Una sangrienta lágrima

Santiago Alonso 


Con el estreno del thriller de espionaje Shiri (Kang Je-gyu, 1999) se escribió un nuevo capítulo en la historia del cine surcoreano. Y no solo se debía a que, siendo una película comercial, sacara el tema de la reunificación –la policía perseguía a unos «agentes durmientes», enviados por Corea del Norte muchos años atrás, que se proponían echar por tierra el acercamiento entre los dos países–, sino que demostraba cómo la industria cinematográfica de Corea del Sur era capaz de ofrecer taquillazos a la manera hollywoodiense; en este caso, además, homenajeando al cine de acción de los ochenta. Sin embargo, otro aspecto destacaba por encima de todo: la fascinante prueba, a ojos de un espectador occidental, de la imposibilidad que muestran los narradores coreanos de no recurrir al melodrama. Como una especie de lenguaje artístico vehicular se asoma, poco o mucho, con una frecuencia abrumadora sea cual sea el género. Hay muestras a decenas (¡o a centenares!), pero posiblemente constituyan un ejemplo paradigmático los fuertes encogimientos de corazón con los que acababa la fantástica Train to Busan (2016), una película de zombis que ofrecía altas dosis de puro goce al aficionado a un subgénero trillado, mientras planteaba un estupendo ejercicio de estilo.

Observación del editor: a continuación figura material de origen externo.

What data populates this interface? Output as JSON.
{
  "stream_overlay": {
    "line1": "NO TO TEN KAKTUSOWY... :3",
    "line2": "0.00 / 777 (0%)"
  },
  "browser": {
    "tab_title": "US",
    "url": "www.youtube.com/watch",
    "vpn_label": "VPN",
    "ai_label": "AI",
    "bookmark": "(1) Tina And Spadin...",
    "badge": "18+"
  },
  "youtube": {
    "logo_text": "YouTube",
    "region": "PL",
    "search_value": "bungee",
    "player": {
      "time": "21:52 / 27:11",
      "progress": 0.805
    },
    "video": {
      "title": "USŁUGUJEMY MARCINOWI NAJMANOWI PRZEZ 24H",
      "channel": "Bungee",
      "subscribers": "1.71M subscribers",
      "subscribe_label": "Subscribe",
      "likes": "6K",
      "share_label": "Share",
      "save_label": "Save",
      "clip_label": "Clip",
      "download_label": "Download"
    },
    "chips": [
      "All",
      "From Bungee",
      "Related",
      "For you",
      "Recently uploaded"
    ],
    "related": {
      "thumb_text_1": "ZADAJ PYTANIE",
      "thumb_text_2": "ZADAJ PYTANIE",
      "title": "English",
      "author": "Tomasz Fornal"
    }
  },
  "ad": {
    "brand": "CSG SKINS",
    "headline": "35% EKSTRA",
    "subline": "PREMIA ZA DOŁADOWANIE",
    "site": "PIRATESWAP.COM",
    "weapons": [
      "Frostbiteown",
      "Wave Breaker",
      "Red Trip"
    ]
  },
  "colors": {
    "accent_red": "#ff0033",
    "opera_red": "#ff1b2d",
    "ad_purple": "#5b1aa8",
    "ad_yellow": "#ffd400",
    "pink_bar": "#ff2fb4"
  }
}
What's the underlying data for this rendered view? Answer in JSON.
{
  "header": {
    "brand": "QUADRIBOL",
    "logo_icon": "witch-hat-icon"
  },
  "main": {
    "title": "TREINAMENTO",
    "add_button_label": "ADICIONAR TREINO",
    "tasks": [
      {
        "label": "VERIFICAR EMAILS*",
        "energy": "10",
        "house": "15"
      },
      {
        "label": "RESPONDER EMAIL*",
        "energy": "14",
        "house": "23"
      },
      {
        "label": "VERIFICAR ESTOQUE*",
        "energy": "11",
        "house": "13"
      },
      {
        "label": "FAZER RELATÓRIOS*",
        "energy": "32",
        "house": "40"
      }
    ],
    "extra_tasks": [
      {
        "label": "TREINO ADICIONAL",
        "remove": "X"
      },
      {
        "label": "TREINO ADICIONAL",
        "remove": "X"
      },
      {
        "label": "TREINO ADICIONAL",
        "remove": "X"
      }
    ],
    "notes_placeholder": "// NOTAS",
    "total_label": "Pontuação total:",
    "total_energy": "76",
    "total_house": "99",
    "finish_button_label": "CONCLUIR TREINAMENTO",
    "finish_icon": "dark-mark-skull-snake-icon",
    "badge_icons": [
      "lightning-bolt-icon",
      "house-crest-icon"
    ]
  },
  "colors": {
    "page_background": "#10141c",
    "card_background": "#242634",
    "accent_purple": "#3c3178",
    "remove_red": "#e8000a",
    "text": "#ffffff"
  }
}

El relato sobre los pasajeros que se enfrentaban a los muertos vivientes y corredores en los estrechos vagones de un tren contaba con una secuela animada, Seoul Station (2016) también dirigida por Yeon Sang-ho, quien ahora entrega Península (2020), un cierre para su particular trilogía con el que lleva su fórmula hacia un cine de acción anfetamínica e hiperbólica. Conviene, por lo tanto, no esperar aquellas aventuras terroríficas que transcurrían en un espacio cerrado, algo que en esta ocasión se condensa durante el prólogo, a modo de remake dentro de un barco. Como relato posapocalíptico adopta sin disimulo los modelos madmaxiano y carpenteriano, reivindicando su condición de producto de explotación al no atenuar ni la incomodidad que provocan los villanos ni la sucia ambientación de un mundo que se ha ido al garete.

Península no aguanta la comparación con Train to Busan, porque al pasar de un tren de la bruja sangriento a un parque de atracciones agotador acaba cundiendo la sensación de empacho, si bien Yeon Sang-ho ofrece soluciones ingeniosas y bien ejecutadas para las escenas de acción y, principalmente, unas persecuciones que muchas veces, con tanta tramoya digital, no lucen como acción real. Con todo, la película funciona y demuestra que, más de veinte años después de Shiri, el cine comercial surcoreano sigue poseyendo capacidad y arrojo suficientes para homologarse al estadounidense sin abandonar las esencias culturales. Y es que si Península está definida por una tendencia hacia la hipertrofia, el lector puede imaginar cómo da alas al indefectible vuelo melodramático. Lo dicho: un peaje narrativo que a menudo resulta fascinante.